LE PARCOURS DE FRANCISATION
La Charte de la langue française donne aux Québécois et Québécoises le droit de travailler en français; en orollaire, toutes les entreprises doivent se soumettre à certaines règles de fonctionnement linguistiques. En outre, les entreprises comptant cinquante personnes et plus à leur emploi sont dans l’obligation de posséder un certificat de francisation; les entreprises de plus petite taille sont quant à elles simplement tenues de respecter les articles exécutoires de la Charte, contenus aux chapitres sur la langue du travail et sur la langue du commerce et des affaires.

La Charte de la langue française fait obligation aux entreprises employant cent personnes ou plus d’instituer un comité de francisation d’au moins six personnes. La moitié des membres du comité de francisation doivent représenter les travailleurs et travailleuses de l’entreprise.

Le comité de francisation procède à l’analyse linguistique, élabore le programme de francisation, surveille l’application du programme et veille à ce que le français demeure généralisé à tous les niveaux de l’entreprise une fois le certificat obtenu.
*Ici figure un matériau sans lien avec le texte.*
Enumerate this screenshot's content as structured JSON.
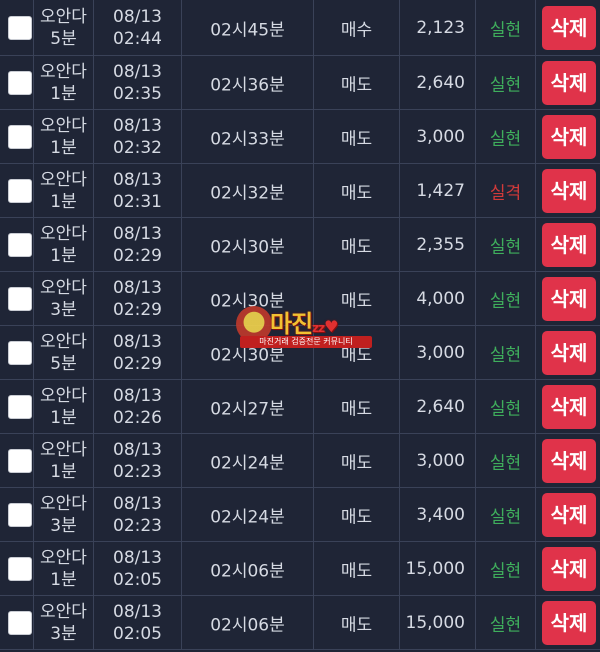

Pour établir si l'usage du français est généralisé ou non et si un certificat de francisation devrait être délivré, l'OQLF tient compte des neuf éléments de l’article 141 de la Charte.

Une entreprise doit, pour détenir son certificat de francisation démontrer à l’OQLF que l’utilisation du français est généralisée à tous les niveaux de l’entreprise. Après la délivrance du certificat, les entreprises certifiées doivent remettre à l’OQLF, à tous les trois ans, un rapport sur l’évolution de l’utilisation du français dans l’entreprise.